Well, we expect NZD to fall through this year, reaching 74.800 against JPY by end of Q3 and even up to 69.313 at year-end. The support to growth from migration will fade, while the RBNZ -at the very least–are likely to hold rates steady as inflation normalizes, pushing real rates materially lower.

Ideally, the below option trading strategy is constructed for those who have exposures in spot FX of this underlying pair while, simultaneously, buying a protective put and shorting calls against that holding.

The strategy goes this way: while you're holding longs in spot FX of NZDJPY, go short in 2W (1.5%) OTM striking call and long in 1m (1%) OTM striking put. Since the short term, bullish sentiments are mounting we kept upside bracket little on the higher side.
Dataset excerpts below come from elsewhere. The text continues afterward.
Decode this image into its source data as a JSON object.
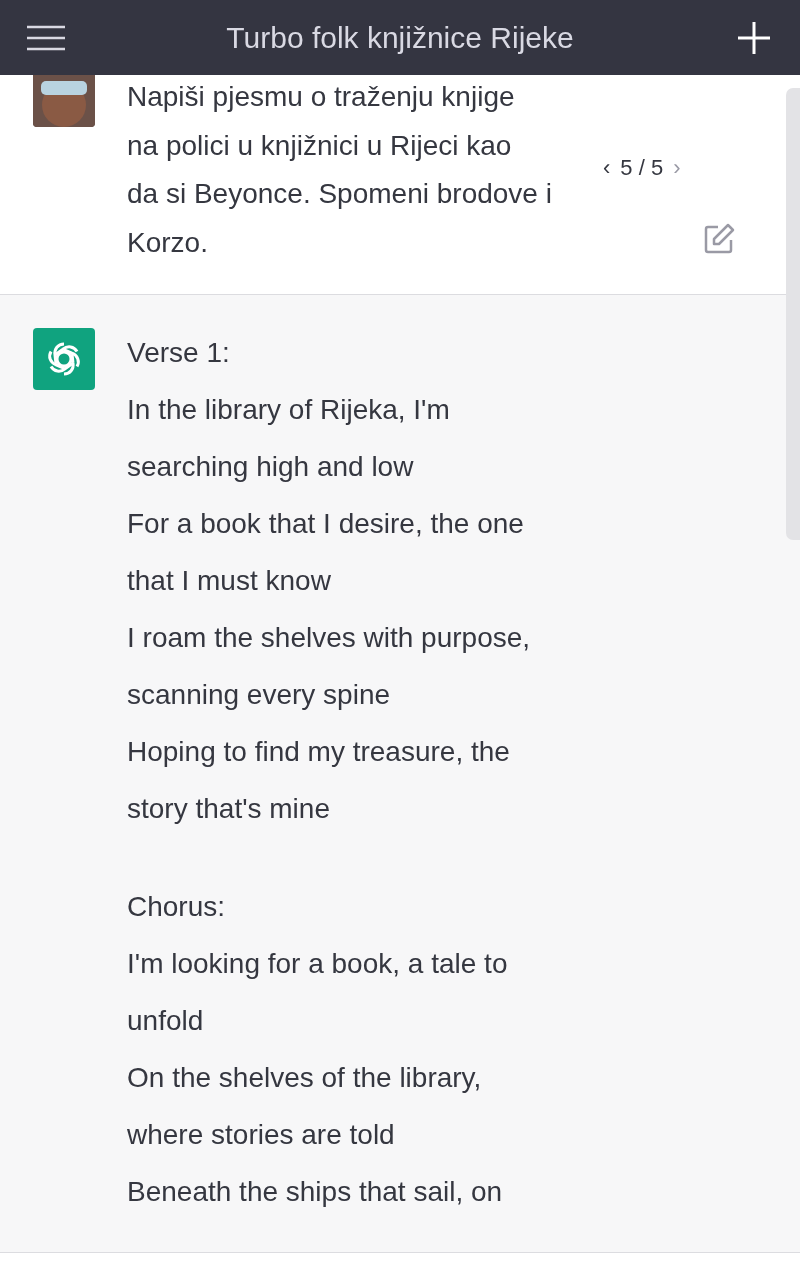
{
  "header": {
    "title": "Turbo folk knjižnice Rijeke"
  },
  "user_message": {
    "lines": [
      "Napiši pjesmu o traženju knjige",
      "na polici u knjižnici u Rijeci kao",
      "da si Beyonce. Spomeni brodove i",
      "Korzo."
    ],
    "pager": {
      "prev": "‹",
      "count": "5 / 5",
      "next": "›"
    }
  },
  "assistant_message": {
    "paragraphs": [
      [
        "Verse 1:",
        "In the library of Rijeka, I'm",
        "searching high and low",
        "For a book that I desire, the one",
        "that I must know",
        "I roam the shelves with purpose,",
        "scanning every spine",
        "Hoping to find my treasure, the",
        "story that's mine"
      ],
      [
        "Chorus:",
        "I'm looking for a book, a tale to",
        "unfold",
        "On the shelves of the library,",
        "where stories are told",
        "Beneath the ships that sail, on"
      ]
    ]
  }
}
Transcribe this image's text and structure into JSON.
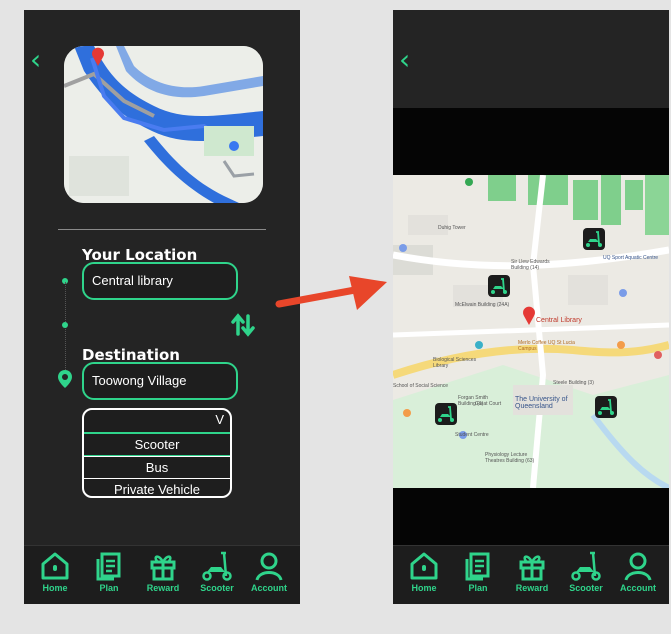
{
  "left_screen": {
    "back_icon": "‹",
    "form": {
      "location_label": "Your Location",
      "location_value": "Central library",
      "destination_label": "Destination",
      "destination_value": "Toowong Village"
    },
    "transport_dropdown": {
      "chevron": "V",
      "options": [
        "Scooter",
        "Bus",
        "Private Vehicle"
      ],
      "selected": "Scooter"
    }
  },
  "right_screen": {
    "back_icon": "‹",
    "map_labels": {
      "central_library": "Central Library",
      "university": "The University of Queensland",
      "sir_llew": "Sir Llew Edwards Building (14)",
      "uq_sport": "UQ Sport Aquatic Centre",
      "student_centre": "Student Centre",
      "great_court": "Great Court",
      "school_science": "School of Social Science",
      "physiology": "Physiology Lecture Theatres Building (63)",
      "biological": "Biological Sciences Library",
      "mcelwain": "McElwain Building (24A)",
      "steele": "Steele Building (3)",
      "forgan": "Forgan Smith Building (1)",
      "duhig": "Duhig Tower",
      "merlo": "Merlo Coffee UQ St Lucia Campus"
    }
  },
  "nav": {
    "items": [
      {
        "label": "Home",
        "icon": "home-icon"
      },
      {
        "label": "Plan",
        "icon": "plan-icon"
      },
      {
        "label": "Reward",
        "icon": "gift-icon"
      },
      {
        "label": "Scooter",
        "icon": "scooter-icon"
      },
      {
        "label": "Account",
        "icon": "account-icon"
      }
    ]
  },
  "colors": {
    "accent": "#2fd48b",
    "background": "#242424",
    "arrow": "#e8462a"
  }
}
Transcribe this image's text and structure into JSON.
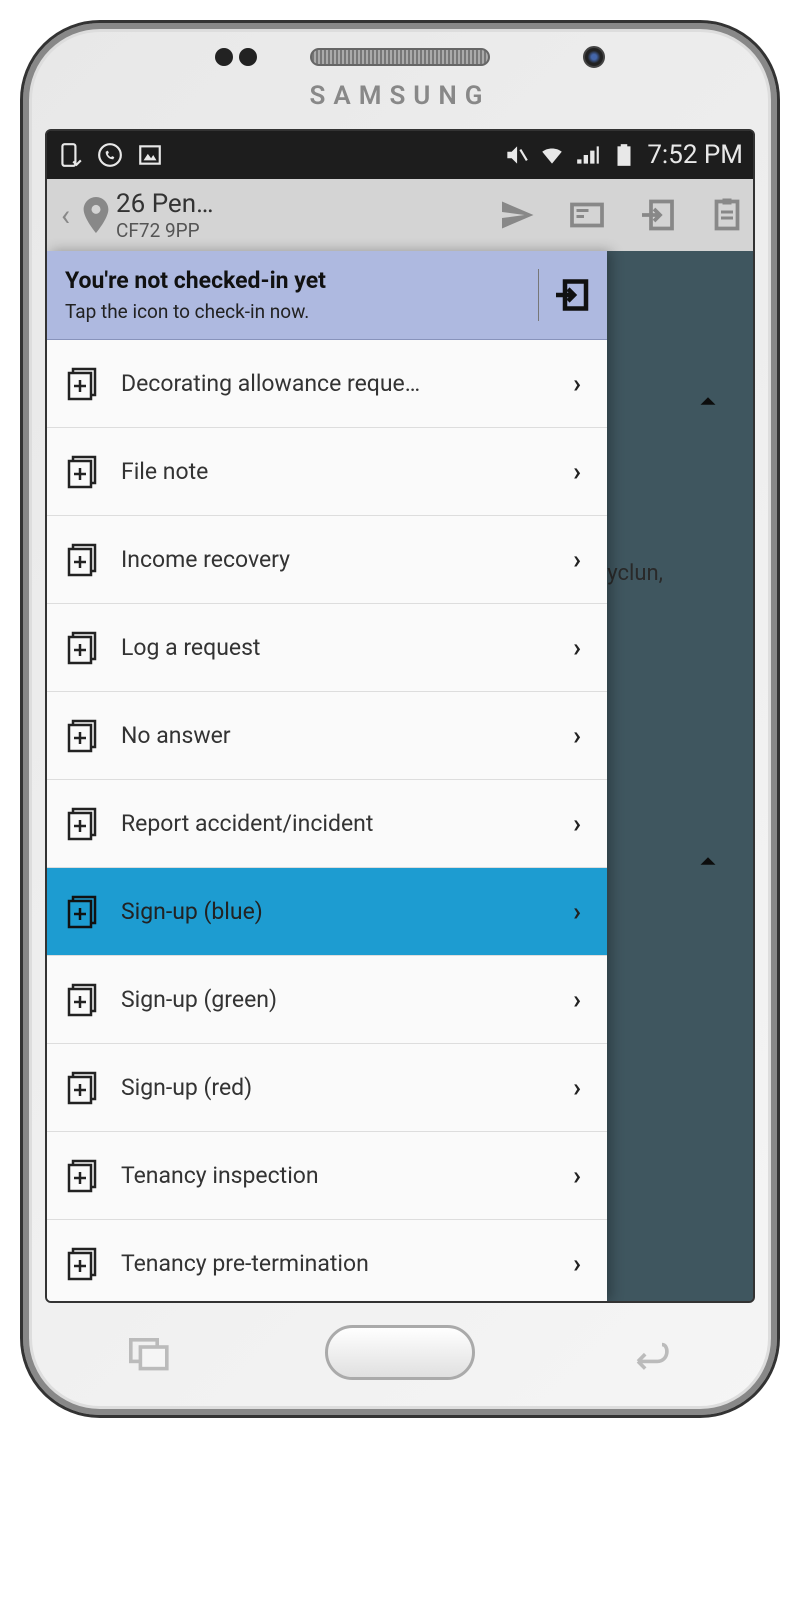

Options with a higher IV cost more which is why in this case OTM puts have been preferred over ATM instruments. This is intuitive due to the higher likelihood of the market ‘swinging’ in your favor. If IV increases and you are holding an option, this is good.

On the flip side, when you write an option, the seller wants IV to remain lower level or to shrink so the premium also fades away.

Use above mentioned IVs (2w1m) for both short and long legs respectively. This strategy is the best suitable if you're writing covered calls to earn premiums but wish to protect himself from an unexpected sharp drop in the price of the underlying spot FX.